A lot of different hoists are available. Hoists are used when a patient becomes unable to carry his own weight. It’s difficult for the health provider to lift the patient, and it’s uncomfortable for the patient himself. The risk of joint damage increases, just as the risk of shoulder injuries and the stretching of the back. The ergotherapist and the physiotherapist will help you to choose the hoist with which you feel comfortable and safe. They can show you how to use it.

The bed phase

In this phase, the patient needs more and more bed rest. The therapy will help the patient to get in and out the bed independently and learn the patient how to prevent bedsores. The bed and the environment may need some changes and the hoisting activities of the partner have to be exercised and controlled.

The respiration

For patients with respiratory problems, the use of oxygen supply during the night has to be considered. For the patient, this is a difficult decision: on the one hand, he fears to become dependent of the oxygen tank and feels the end approaching; on the other hand, there is the suffocation fear that strikes at lonely moments at night. The doctor can help the patient with his choice.

In this stage, exercising is less important; above all, the physiotherapist will listen and empathise with the patient. Moving in a passive way (the physiotherapist escorts the movement) can have a soothing effect and help to stimulate the circulation.
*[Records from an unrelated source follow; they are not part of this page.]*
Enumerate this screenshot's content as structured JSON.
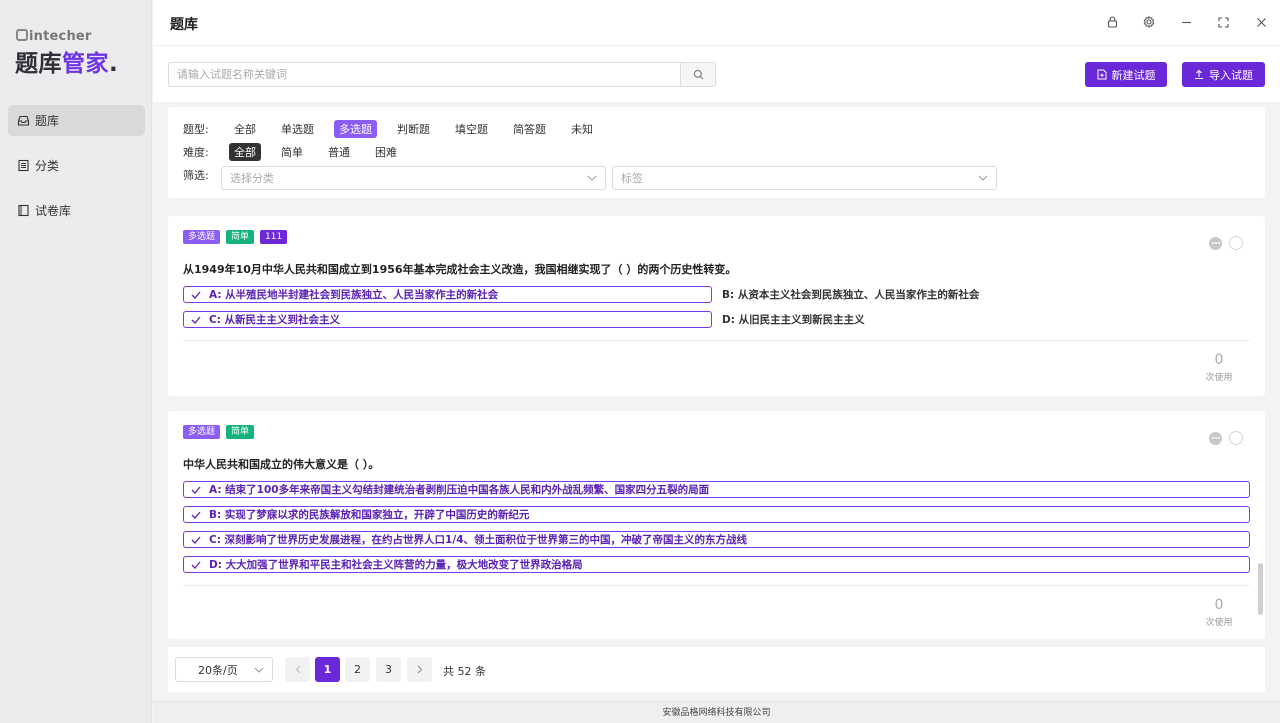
{
  "brand": {
    "small": "intecher",
    "big_prefix": "题库",
    "big_accent": "管家",
    "big_suffix": "."
  },
  "sidebar": {
    "items": [
      {
        "label": "题库",
        "icon": "inbox-icon",
        "active": true
      },
      {
        "label": "分类",
        "icon": "list-icon",
        "active": false
      },
      {
        "label": "试卷库",
        "icon": "book-icon",
        "active": false
      }
    ]
  },
  "header": {
    "title": "题库"
  },
  "toolbar": {
    "search_placeholder": "请输入试题名称关键词",
    "new_button": "新建试题",
    "import_button": "导入试题"
  },
  "filters": {
    "type_label": "题型:",
    "types": [
      "全部",
      "单选题",
      "多选题",
      "判断题",
      "填空题",
      "简答题",
      "未知"
    ],
    "selected_type": "多选题",
    "difficulty_label": "难度:",
    "difficulties": [
      "全部",
      "简单",
      "普通",
      "困难"
    ],
    "selected_difficulty": "全部",
    "filter_label": "筛选:",
    "category_placeholder": "选择分类",
    "tag_placeholder": "标签"
  },
  "questions": [
    {
      "tags": [
        "多选题",
        "简单",
        "111"
      ],
      "text": "从1949年10月中华人民共和国成立到1956年基本完成社会主义改造，我国相继实现了（ ）的两个历史性转变。",
      "options": [
        {
          "text": "A: 从半殖民地半封建社会到民族独立、人民当家作主的新社会",
          "correct": true
        },
        {
          "text": "B: 从资本主义社会到民族独立、人民当家作主的新社会",
          "correct": false
        },
        {
          "text": "C: 从新民主主义到社会主义",
          "correct": true
        },
        {
          "text": "D: 从旧民主主义到新民主主义",
          "correct": false
        }
      ],
      "usage_count": "0",
      "usage_label": "次使用"
    },
    {
      "tags": [
        "多选题",
        "简单"
      ],
      "text": "中华人民共和国成立的伟大意义是（ ）。",
      "options": [
        {
          "text": "A: 结束了100多年来帝国主义勾结封建统治者剥削压迫中国各族人民和内外战乱频繁、国家四分五裂的局面",
          "correct": true
        },
        {
          "text": "B: 实现了梦寐以求的民族解放和国家独立，开辟了中国历史的新纪元",
          "correct": true
        },
        {
          "text": "C: 深刻影响了世界历史发展进程，在约占世界人口1/4、领土面积位于世界第三的中国，冲破了帝国主义的东方战线",
          "correct": true
        },
        {
          "text": "D: 大大加强了世界和平民主和社会主义阵营的力量，极大地改变了世界政治格局",
          "correct": true
        }
      ],
      "usage_count": "0",
      "usage_label": "次使用"
    }
  ],
  "pagination": {
    "page_size": "20条/页",
    "pages": [
      "1",
      "2",
      "3"
    ],
    "current": "1",
    "total_text": "共 52 条"
  },
  "footer": {
    "text": "安徽品格网络科技有限公司"
  },
  "colors": {
    "accent": "#6b28d8",
    "tag_purple": "#8b5cf6",
    "tag_green": "#14b37d"
  }
}
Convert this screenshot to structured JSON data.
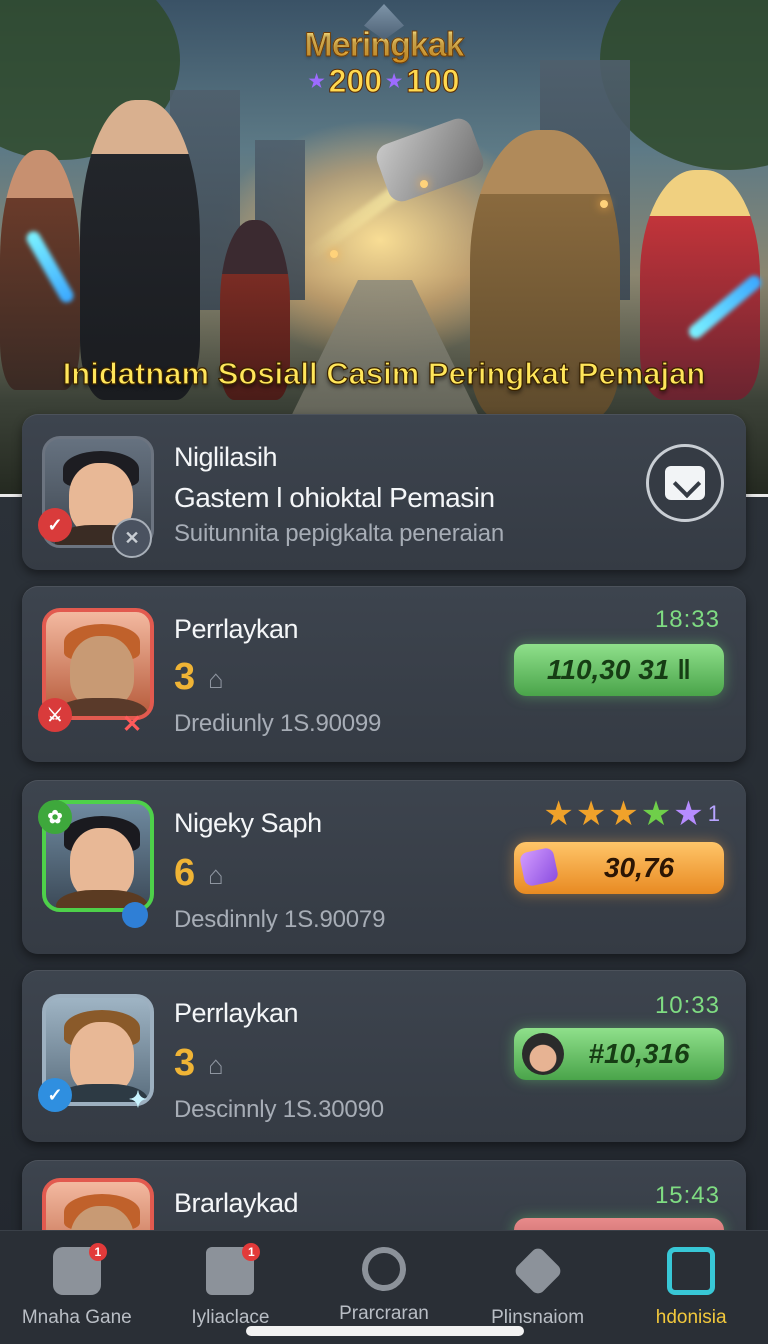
{
  "hero": {
    "logo_title": "Meringkak",
    "logo_num_left": "200",
    "logo_num_right": "100",
    "banner_text": "Inidatnam Sosiall Casim Peringkat Pemajan"
  },
  "header_card": {
    "title": "Niglilasih",
    "subtitle": "Gastem l ohioktal Pemasin",
    "description": "Suitunnita pepigkalta peneraian",
    "action_icon": "export-icon"
  },
  "players": [
    {
      "name": "Perrlaykan",
      "rank": "3",
      "description": "Drediunly 1S.90099",
      "time": "18:33",
      "score": "110,30 31 ‖",
      "pill_style": "green",
      "avatar_theme": "werewolf"
    },
    {
      "name": "Nigeky Saph",
      "rank": "6",
      "description": "Desdinnly 1S.90079",
      "stars_count": "1",
      "score": "30,76",
      "pill_style": "orange",
      "avatar_theme": "hero"
    },
    {
      "name": "Perrlaykan",
      "rank": "3",
      "description": "Descinnly 1S.30090",
      "time": "10:33",
      "score": "#10,316",
      "pill_style": "green",
      "avatar_theme": "elf"
    },
    {
      "name": "Brarlaykad",
      "time": "15:43",
      "avatar_theme": "werewolf"
    }
  ],
  "nav": {
    "items": [
      {
        "label": "Mnaha Gane",
        "icon": "dice-icon",
        "badge": "1"
      },
      {
        "label": "Iyliaclace",
        "icon": "checklist-icon",
        "badge": "1"
      },
      {
        "label": "Prarcraran",
        "icon": "search-icon"
      },
      {
        "label": "Plinsnaiom",
        "icon": "layers-icon"
      },
      {
        "label": "hdonisia",
        "icon": "home-icon"
      }
    ],
    "active_index": 4
  },
  "colors": {
    "accent_gold": "#f0b435",
    "accent_green": "#7fdc82",
    "nav_active": "#f2c83c",
    "card_bg": "#3d444e"
  }
}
Techniques to control the breathing by using the thorax, can be very helpful. These exercises are optional. If the patient has problems keeping his throat clear, or when some slime is stuck in his throat, the patient can panic. It can be useful to apply a slow, relieving breathing technique that the patient has learned at a moment he was calm. It’s important that the environment also knows how to use this technique.

When the patient has a panic attack, the physiotherapist will try to calm you: “You tell me you can’t breathe, but you are talking, which means you can breathe, because you can’t speak without breathing. Let’s slow down your respiration. Inhale on one and two, and then breathe out. Count slowly, put your hands on your shoulders, relax your shoulders and inhale deeply.” This things are really useful. It’s important for the social worker to know these techniques to be able to interfere and stop the panic attack.

Often, the disability to clear your throat gives some problems. Coughing is a mechanical process: you inhale deeply, then you breathe out in an explosive way, using all your muscles. It’s the explosive pressure that is difficult for ALS patients because the muscles of the midriff can’t contract properly. This can be difficult when the patient wants to clear his throat. But the patients’ environment can offer some help with this by placing the hand on the V under your patients’ ribs and push, this helps to clear the throat.

Pulmonary aspiration and inflammation also occur: you choke when something gets stuck in the windpipe, this can cause infections.

The physiotherapist uses standard techniques from the physiotherapy: laying down on one side, inhaling deeply, vibration, assisted coughing and sometimes tapping. There’s nothing magical about physiotherapy, you only have to think about doing it.

The closure

When the battle is fought, the “trailers” should support each other, a task often neglected because of the workload and other excuses. However, this is a point that should get a lot more attention within ALS teams. The practitioners notice a lot of appreciation from the trailers. And for the trailers, the interest after such a hectic period, helps to settle them down.